Cataract surgery remains the ophthalmologist’s staple procedure. And yet, despite great advances in technique and equipment, complex cases remain surprisingly difficult for most surgeons. Cases in eyes with pre-existing pathology have much higher complication rates than those in “standard” eyes. This is, in part, because these eyes are often inherently more susceptible, and because many are referred to tertiary centres, where much of the expertise resides. Cataract Surgery in Complicated Cases covers essentially all non-standard cataract operations. Chapter 1 covers Paediatric Cataract, a pathology with which most ophthalmologists have very little first-hand experience. “A good outcome requires absolute precision in every step of surgery; having said that, late complications may develop with even the most successful surgery, and these may lead to a poor anatomical and functional result,” the authors remind us.
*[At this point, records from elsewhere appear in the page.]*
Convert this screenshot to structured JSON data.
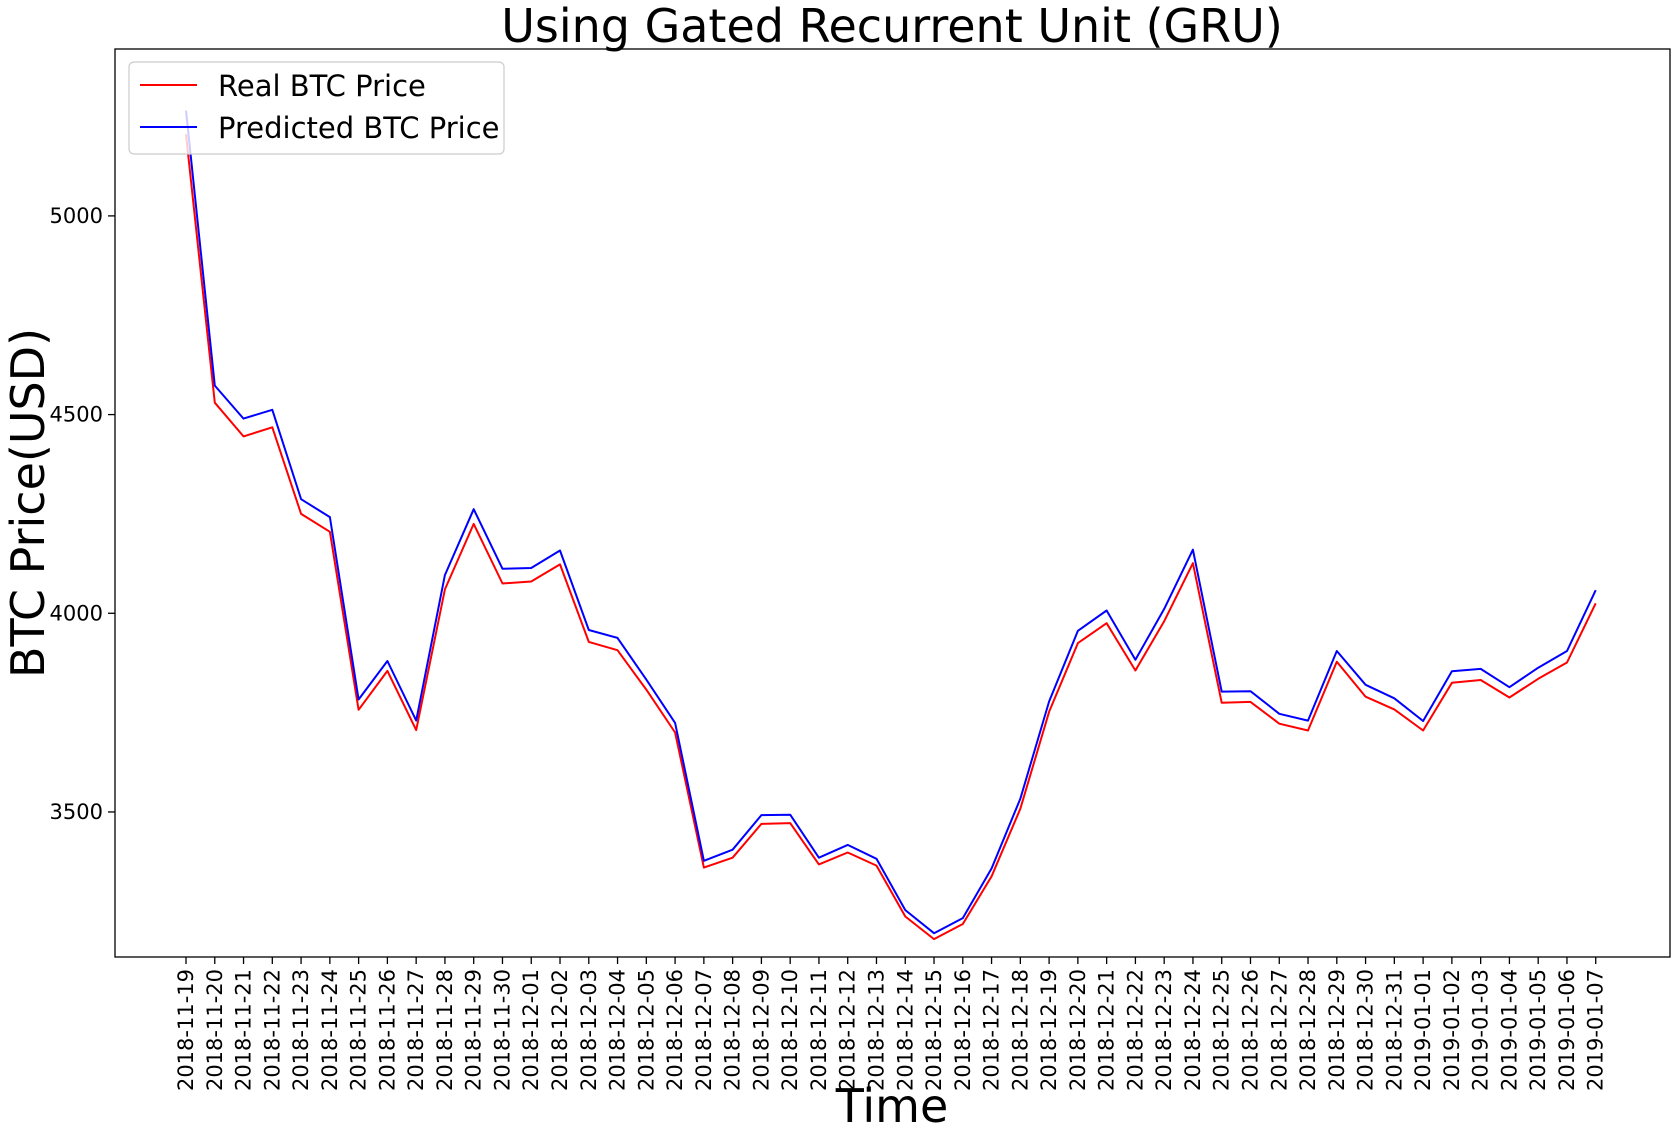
{
  "chart_data": {
    "type": "line",
    "title": "Using Gated Recurrent Unit (GRU)",
    "xlabel": "Time",
    "ylabel": "BTC Price(USD)",
    "yticks": [
      3500,
      4000,
      4500,
      5000
    ],
    "ylim": [
      3135,
      5420
    ],
    "grid": false,
    "legend_placement": "top-left",
    "categories": [
      "2018-11-19",
      "2018-11-20",
      "2018-11-21",
      "2018-11-22",
      "2018-11-23",
      "2018-11-24",
      "2018-11-25",
      "2018-11-26",
      "2018-11-27",
      "2018-11-28",
      "2018-11-29",
      "2018-11-30",
      "2018-12-01",
      "2018-12-02",
      "2018-12-03",
      "2018-12-04",
      "2018-12-05",
      "2018-12-06",
      "2018-12-07",
      "2018-12-08",
      "2018-12-09",
      "2018-12-10",
      "2018-12-11",
      "2018-12-12",
      "2018-12-13",
      "2018-12-14",
      "2018-12-15",
      "2018-12-16",
      "2018-12-17",
      "2018-12-18",
      "2018-12-19",
      "2018-12-20",
      "2018-12-21",
      "2018-12-22",
      "2018-12-23",
      "2018-12-24",
      "2018-12-25",
      "2018-12-26",
      "2018-12-27",
      "2018-12-28",
      "2018-12-29",
      "2018-12-30",
      "2018-12-31",
      "2019-01-01",
      "2019-01-02",
      "2019-01-03",
      "2019-01-04",
      "2019-01-05",
      "2019-01-06",
      "2019-01-07"
    ],
    "series": [
      {
        "name": "Real BTC Price",
        "color": "#ff0000",
        "values": [
          5205,
          4530,
          4445,
          4468,
          4250,
          4205,
          3757,
          3855,
          3706,
          4060,
          4225,
          4075,
          4080,
          4123,
          3928,
          3907,
          3808,
          3700,
          3360,
          3385,
          3470,
          3472,
          3368,
          3398,
          3365,
          3237,
          3180,
          3218,
          3338,
          3508,
          3752,
          3925,
          3975,
          3856,
          3980,
          4126,
          3775,
          3777,
          3722,
          3705,
          3878,
          3790,
          3758,
          3705,
          3825,
          3832,
          3788,
          3835,
          3876,
          4025
        ]
      },
      {
        "name": "Predicted BTC Price",
        "color": "#0000ff",
        "values": [
          5265,
          4573,
          4490,
          4512,
          4287,
          4242,
          3783,
          3880,
          3730,
          4096,
          4262,
          4112,
          4114,
          4158,
          3958,
          3938,
          3833,
          3724,
          3377,
          3405,
          3492,
          3493,
          3385,
          3417,
          3382,
          3253,
          3195,
          3233,
          3358,
          3533,
          3778,
          3956,
          4007,
          3883,
          4011,
          4160,
          3803,
          3804,
          3747,
          3730,
          3905,
          3820,
          3786,
          3729,
          3854,
          3860,
          3814,
          3863,
          3905,
          4058
        ]
      }
    ]
  }
}
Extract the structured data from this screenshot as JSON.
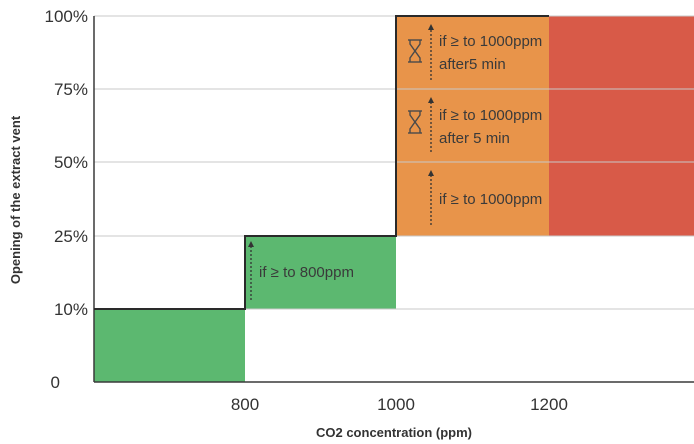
{
  "chart_data": {
    "type": "step",
    "xlabel": "CO2 concentration (ppm)",
    "ylabel": "Opening of the extract vent",
    "x_ticks": [
      "800",
      "1000",
      "1200"
    ],
    "y_ticks": [
      "0",
      "10%",
      "25%",
      "50%",
      "75%",
      "100%"
    ],
    "step_line": [
      {
        "from_ppm": 800,
        "to_ppm": 1000,
        "opening": "25%"
      },
      {
        "from_ppm": 1000,
        "to_ppm": 1000,
        "opening": "25% to 100%"
      }
    ],
    "step_line_start": {
      "ppm": 800,
      "opening": "10%"
    },
    "zones": [
      {
        "from_ppm": 800,
        "to_ppm": 1000,
        "opening_from": "0",
        "opening_to": "10%",
        "color": "#5cb870"
      },
      {
        "from_ppm": 800,
        "to_ppm": 1000,
        "opening_from": "10%",
        "opening_to": "25%",
        "color": "#5cb870"
      },
      {
        "from_ppm": 1000,
        "to_ppm": 1200,
        "opening_from": "25%",
        "opening_to": "100%",
        "color": "#e8944a"
      },
      {
        "from_ppm": 1200,
        "to_ppm": 1400,
        "opening_from": "25%",
        "opening_to": "100%",
        "color": "#d85a48"
      }
    ],
    "annotations": [
      {
        "text": "if ≥ to 800ppm",
        "level": "10% to 25%",
        "timer": false
      },
      {
        "text": "if ≥ to 1000ppm",
        "level": "25% to 50%",
        "timer": false
      },
      {
        "lines": [
          "if ≥ to 1000ppm",
          "after 5 min"
        ],
        "level": "50% to 75%",
        "timer": true
      },
      {
        "lines": [
          "if ≥ to 1000ppm",
          "after5 min"
        ],
        "level": "75% to 100%",
        "timer": true
      }
    ],
    "grid": true,
    "colors": {
      "green": "#5cb870",
      "orange": "#e8944a",
      "red": "#d85a48",
      "grid": "#c8c8c8",
      "line": "#3a3a3a"
    }
  }
}
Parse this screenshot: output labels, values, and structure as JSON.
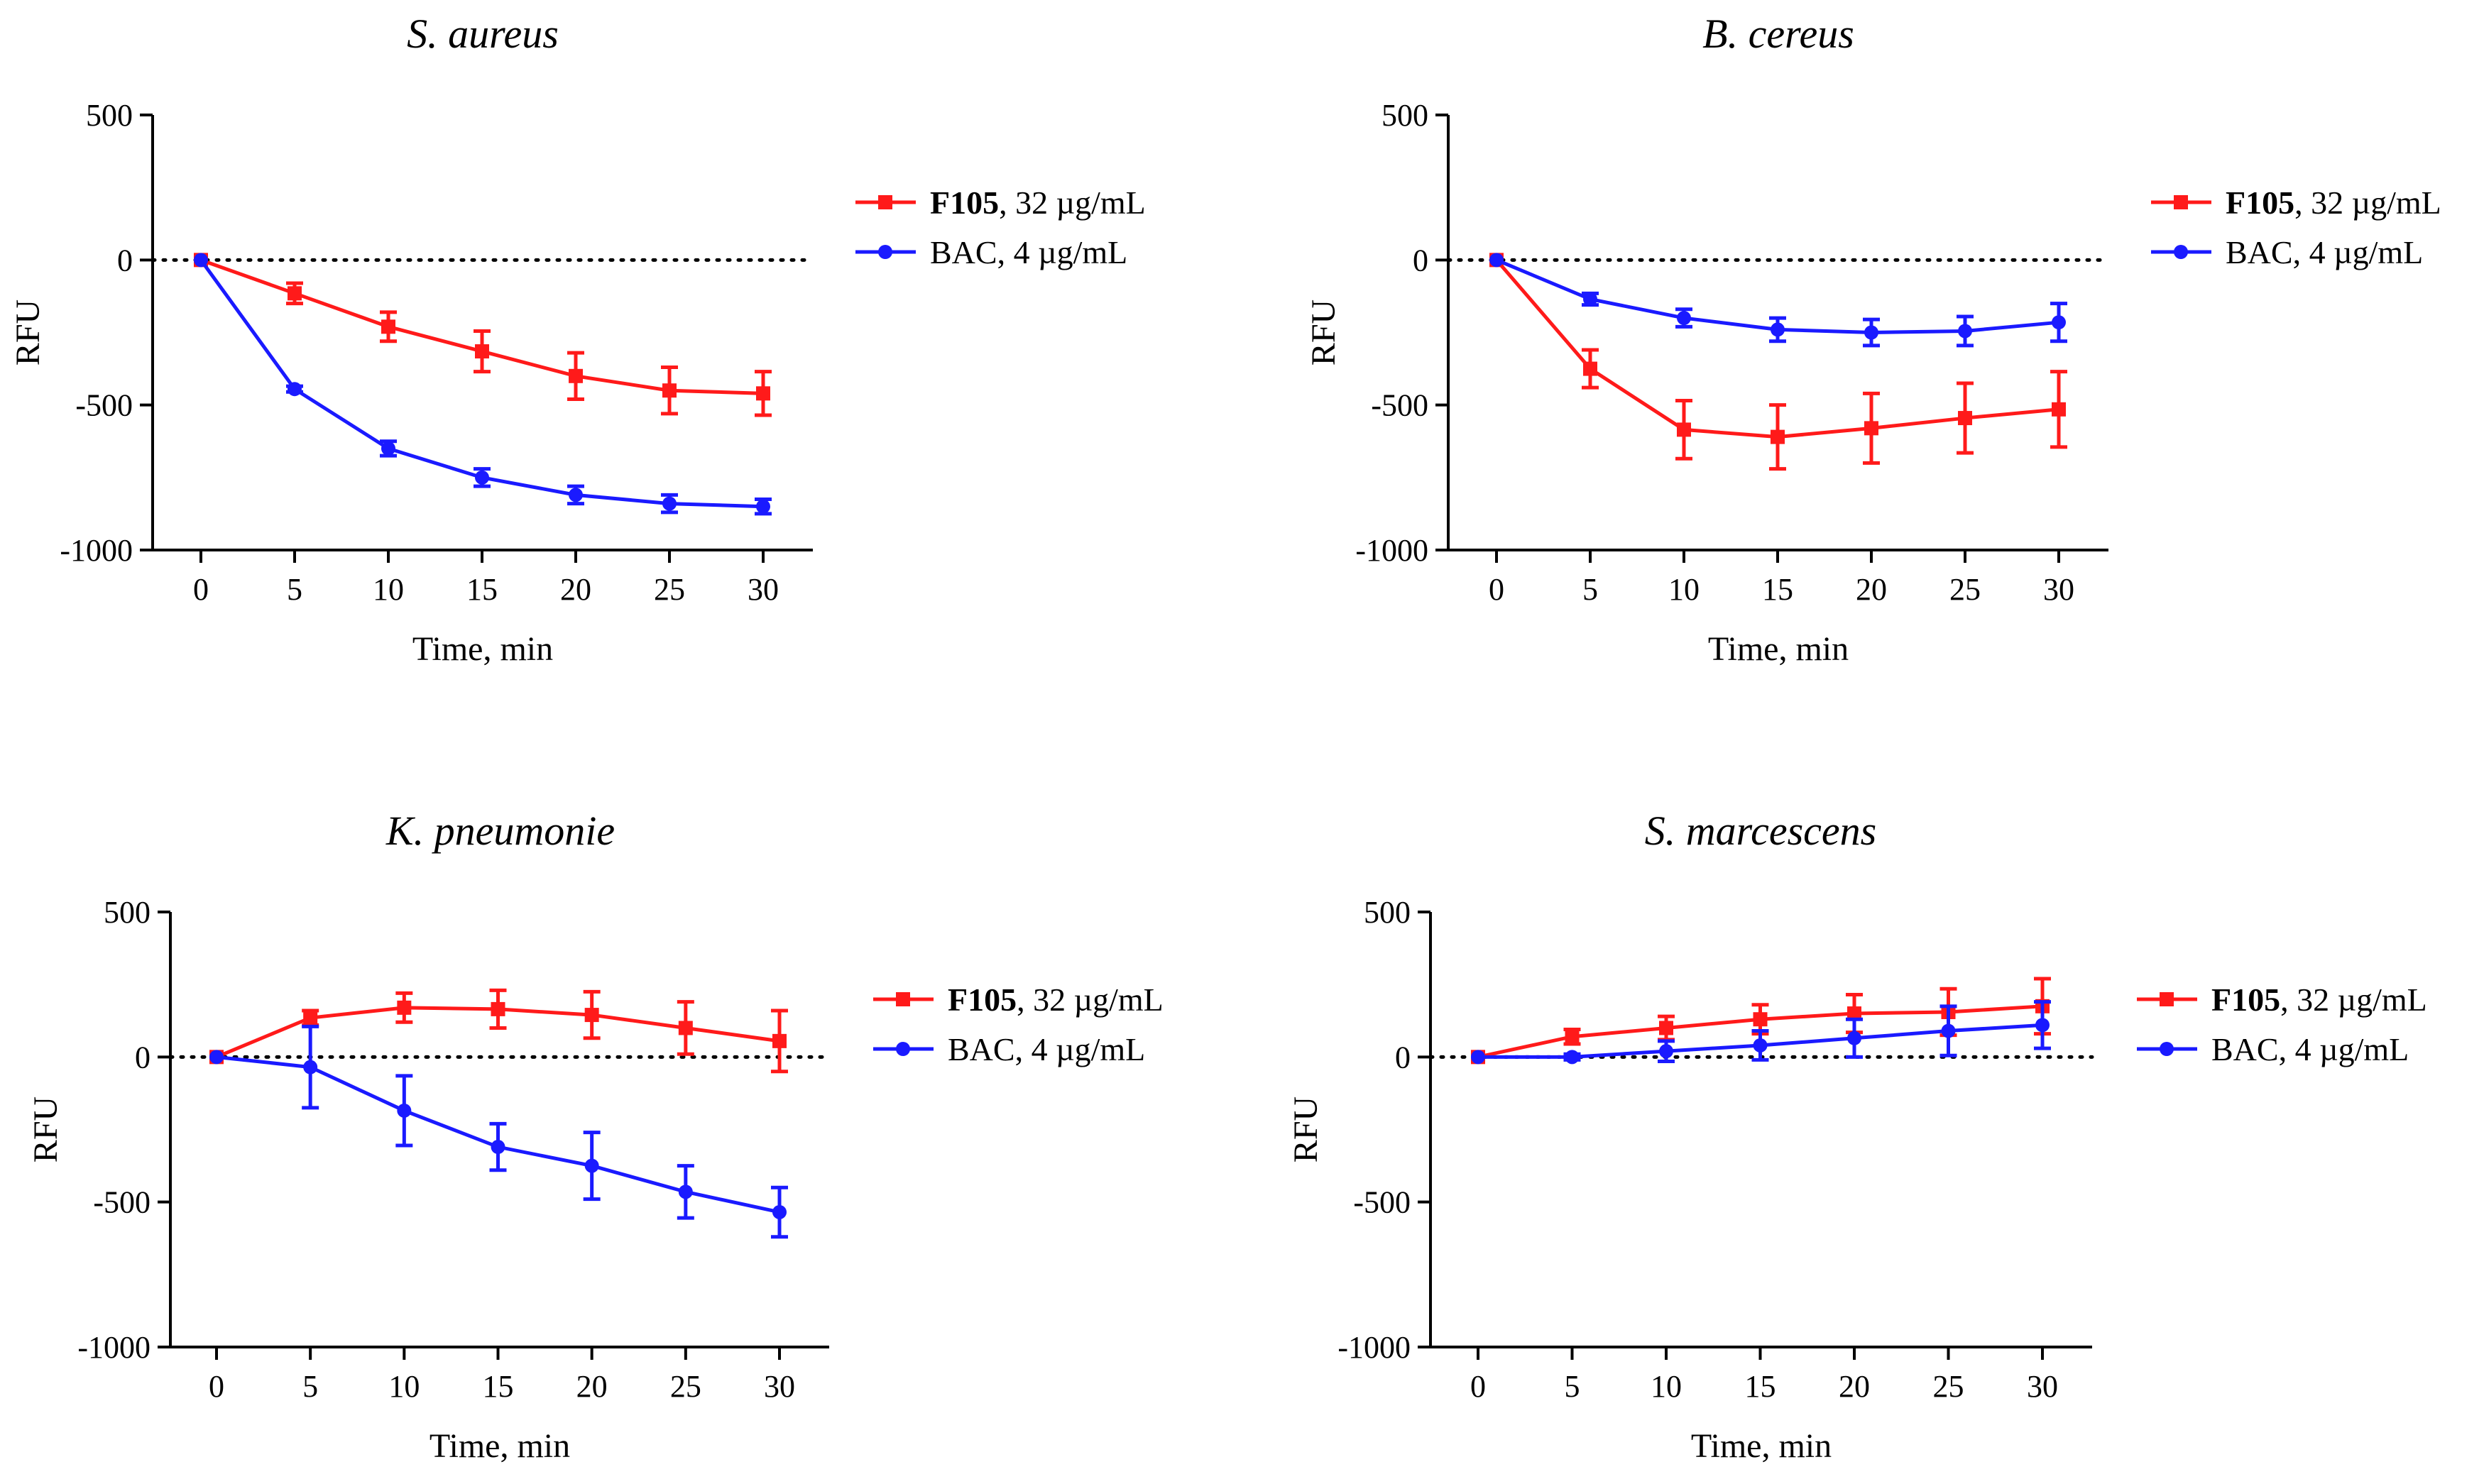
{
  "chart_data": [
    {
      "type": "line",
      "title": "S. aureus",
      "xlabel": "Time, min",
      "ylabel": "RFU",
      "x": [
        0,
        5,
        10,
        15,
        20,
        25,
        30
      ],
      "xticks": [
        "0",
        "5",
        "10",
        "15",
        "20",
        "25",
        "30"
      ],
      "yticks": [
        "500",
        "0",
        "-500",
        "-1000"
      ],
      "ylim": [
        -1000,
        500
      ],
      "reference_line": 0,
      "series": [
        {
          "name": "F105",
          "name_suffix": ", 32 µg/mL",
          "color": "#ff1a1a",
          "marker": "square",
          "values": [
            0,
            -115,
            -230,
            -315,
            -400,
            -450,
            -460
          ],
          "errors": [
            0,
            35,
            50,
            70,
            80,
            80,
            75
          ]
        },
        {
          "name": "BAC",
          "name_suffix": ", 4 µg/mL",
          "color": "#1a1aff",
          "marker": "circle",
          "values": [
            0,
            -445,
            -650,
            -750,
            -810,
            -840,
            -850
          ],
          "errors": [
            0,
            10,
            25,
            30,
            30,
            30,
            25
          ]
        }
      ]
    },
    {
      "type": "line",
      "title": "B. cereus",
      "xlabel": "Time, min",
      "ylabel": "RFU",
      "x": [
        0,
        5,
        10,
        15,
        20,
        25,
        30
      ],
      "xticks": [
        "0",
        "5",
        "10",
        "15",
        "20",
        "25",
        "30"
      ],
      "yticks": [
        "500",
        "0",
        "-500",
        "-1000"
      ],
      "ylim": [
        -1000,
        500
      ],
      "reference_line": 0,
      "series": [
        {
          "name": "F105",
          "name_suffix": ", 32 µg/mL",
          "color": "#ff1a1a",
          "marker": "square",
          "values": [
            0,
            -375,
            -585,
            -610,
            -580,
            -545,
            -515
          ],
          "errors": [
            0,
            65,
            100,
            110,
            120,
            120,
            130
          ]
        },
        {
          "name": "BAC",
          "name_suffix": ", 4 µg/mL",
          "color": "#1a1aff",
          "marker": "circle",
          "values": [
            0,
            -135,
            -200,
            -240,
            -250,
            -245,
            -215
          ],
          "errors": [
            0,
            20,
            30,
            40,
            45,
            50,
            65
          ]
        }
      ]
    },
    {
      "type": "line",
      "title": "K. pneumonie",
      "xlabel": "Time, min",
      "ylabel": "RFU",
      "x": [
        0,
        5,
        10,
        15,
        20,
        25,
        30
      ],
      "xticks": [
        "0",
        "5",
        "10",
        "15",
        "20",
        "25",
        "30"
      ],
      "yticks": [
        "500",
        "0",
        "-500",
        "-1000"
      ],
      "ylim": [
        -1000,
        500
      ],
      "reference_line": 0,
      "series": [
        {
          "name": "F105",
          "name_suffix": ", 32 µg/mL",
          "color": "#ff1a1a",
          "marker": "square",
          "values": [
            0,
            135,
            170,
            165,
            145,
            100,
            55
          ],
          "errors": [
            0,
            25,
            50,
            65,
            80,
            90,
            105
          ]
        },
        {
          "name": "BAC",
          "name_suffix": ", 4 µg/mL",
          "color": "#1a1aff",
          "marker": "circle",
          "values": [
            0,
            -35,
            -185,
            -310,
            -375,
            -465,
            -535
          ],
          "errors": [
            0,
            140,
            120,
            80,
            115,
            90,
            85
          ]
        }
      ]
    },
    {
      "type": "line",
      "title": "S. marcescens",
      "xlabel": "Time, min",
      "ylabel": "RFU",
      "x": [
        0,
        5,
        10,
        15,
        20,
        25,
        30
      ],
      "xticks": [
        "0",
        "5",
        "10",
        "15",
        "20",
        "25",
        "30"
      ],
      "yticks": [
        "500",
        "0",
        "-500",
        "-1000"
      ],
      "ylim": [
        -1000,
        500
      ],
      "reference_line": 0,
      "series": [
        {
          "name": "F105",
          "name_suffix": ", 32 µg/mL",
          "color": "#ff1a1a",
          "marker": "square",
          "values": [
            0,
            70,
            100,
            130,
            150,
            155,
            175
          ],
          "errors": [
            0,
            25,
            40,
            50,
            65,
            80,
            95
          ]
        },
        {
          "name": "BAC",
          "name_suffix": ", 4 µg/mL",
          "color": "#1a1aff",
          "marker": "circle",
          "values": [
            0,
            0,
            20,
            40,
            65,
            90,
            110
          ],
          "errors": [
            0,
            10,
            35,
            50,
            65,
            85,
            80
          ]
        }
      ]
    }
  ]
}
The book continues with more frequently encountered cases, such as cataract in glaucoma patients; in pseudoexfoliation; small-pupil; brunescent cataract; high myopia and severe hyperopia; in retinitis pigmentosa; uveitic eyes; floppy iris; diabetic eyes; traumatic cataract; iris abnormalities; corneal pathology; cataract surgery following implantation of a phakic intraocular lens; secondary lens implants; and IOL explantation and replacement.
This book is appropriate for advanced residents, cataract surgery fellows, young ophthalmologists with significant experience in standard phaco procedures, and all those who are looking to expand the range of patients that they can operate.
SURGICAL OPTIONS
Maria da Luz Freitas’ Adult Glaucoma Surgery (Jaypee) is a brief introduction to the world of IOP-lowering surgery. Through eight chapters and 65 pages, this book begins with the standard trabeculectomy, “the most widely used surgical option for glaucoma at a global level. The reasons for its success are its efficacy, relatively low cost and vast experience.”
Equally useful is the chapter on posterior drainage devices such as the Molteno, Ahmed and Baerveldt implants. “The fear of late trabeculectomy complications with MMC…along with increasingly positive results from newer drainage devices have changed the scene of surgical options in glaucoma.”
The ExPress Mini Glaucoma shunt is briefly covered, as is trabecular micro-bypass surgery and canaloplasty. Particularly interesting are the chapters on combined surgery, in which glaucoma surgery is combined with cataract extraction; and lens surgery in glaucoma. This book is most appropriate for glaucoma fellows and general ophthalmologists who are considering adding glaucoma surgery to their arsenal.